St. Louis Brewery Defeats Trademark Complaint by Heirs of Conservative Icon Schlafly

December 3, 2018 by

Relatives of the late conservative activist Phyllis Schlafly have lost an appeal to block a St. Louis, Missouri, craft brewery from trademarking the Schlafly name.

In a 3-0 decision, the U.S. Federal Circuit Court of Appeals ruled in favor of Saint Louis Brewery LLC, which was co-founded by Schlafly’s nephew Thomas Schlafly, and had applied in 2011 to trademark the Schlafly name.

Circuit Judge Pauline Newman said the name had acquired a “secondary meaning” and “distinctiveness” through sales of Schlafly-branded beer, and that surnames could be trademarked when that occurred.

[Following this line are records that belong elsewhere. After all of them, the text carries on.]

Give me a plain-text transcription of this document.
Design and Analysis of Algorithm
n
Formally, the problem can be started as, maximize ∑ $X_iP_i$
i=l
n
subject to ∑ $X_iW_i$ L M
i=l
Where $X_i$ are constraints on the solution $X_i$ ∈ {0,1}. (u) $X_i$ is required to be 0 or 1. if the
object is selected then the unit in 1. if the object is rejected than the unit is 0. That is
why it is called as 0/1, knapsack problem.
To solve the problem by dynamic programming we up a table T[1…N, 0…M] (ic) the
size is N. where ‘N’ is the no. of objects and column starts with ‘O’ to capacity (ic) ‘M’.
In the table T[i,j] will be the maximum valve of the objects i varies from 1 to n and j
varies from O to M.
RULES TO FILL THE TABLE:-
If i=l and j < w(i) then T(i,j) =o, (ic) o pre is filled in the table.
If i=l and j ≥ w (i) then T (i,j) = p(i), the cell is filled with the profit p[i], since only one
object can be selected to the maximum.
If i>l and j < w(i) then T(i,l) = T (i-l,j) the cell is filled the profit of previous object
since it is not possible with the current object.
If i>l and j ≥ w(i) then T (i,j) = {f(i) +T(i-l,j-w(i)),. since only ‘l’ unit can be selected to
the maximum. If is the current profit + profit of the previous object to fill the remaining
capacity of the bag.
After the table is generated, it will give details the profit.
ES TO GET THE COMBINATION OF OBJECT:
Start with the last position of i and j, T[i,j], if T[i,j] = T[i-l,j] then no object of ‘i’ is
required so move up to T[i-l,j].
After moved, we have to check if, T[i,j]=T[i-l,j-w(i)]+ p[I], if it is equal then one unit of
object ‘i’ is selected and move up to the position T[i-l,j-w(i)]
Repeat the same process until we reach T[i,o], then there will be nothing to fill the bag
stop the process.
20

The brewery began selling beer with the Schlafly logo in 1991, and sales had reached 74.8 million cans, bottles and draft servings between 2009 and 2014.

Phyllis Schlafly and her son Bruce Schlafly, an orthopedic surgeon, had claimed that trademarking the Schlafly name for beer could hurt their reputations by associating them with alcohol.

Their lawyer Andrew Schlafly, of Far Hills, New Jersey, who is also a son of Phyllis Schlafly, said his clients plan to appeal to the U.S. Supreme Court.

“It’s unusual for a company to try to trademark a prominent surname such as this,” Andrew Schlafly said in an interview. “The law says words that are ‘primarily merely a surname’ should not be trademarked.”

Saint Louis Brewery distributes Schlafly beer in more than one dozen U.S. states and Washington, D.C.

“This is a huge relief,” Thomas Schlafly, who is also the brewery’s chairman, said. “It had never occurred to me that my relatives, who had no connection with beer, would oppose a routine trademark.”

The decision upheld an August 2016 ruling by the U.S. Trademark Trial and Appeal Board.

Phyllis Schlafly founded the conservative Eagle Forum and was a forceful opponent of abortion, Communism and adding an Equal Rights Amendment to the U.S. Constitution.

She died in September 2016 at the age of 92. A trust in her name was substituted as a plaintiff in the lawsuit.

The case is Schlafly et al v Saint Louis Brewery LLC, Federal U.S. Circuit Court of Appeals, No. 2017-1468.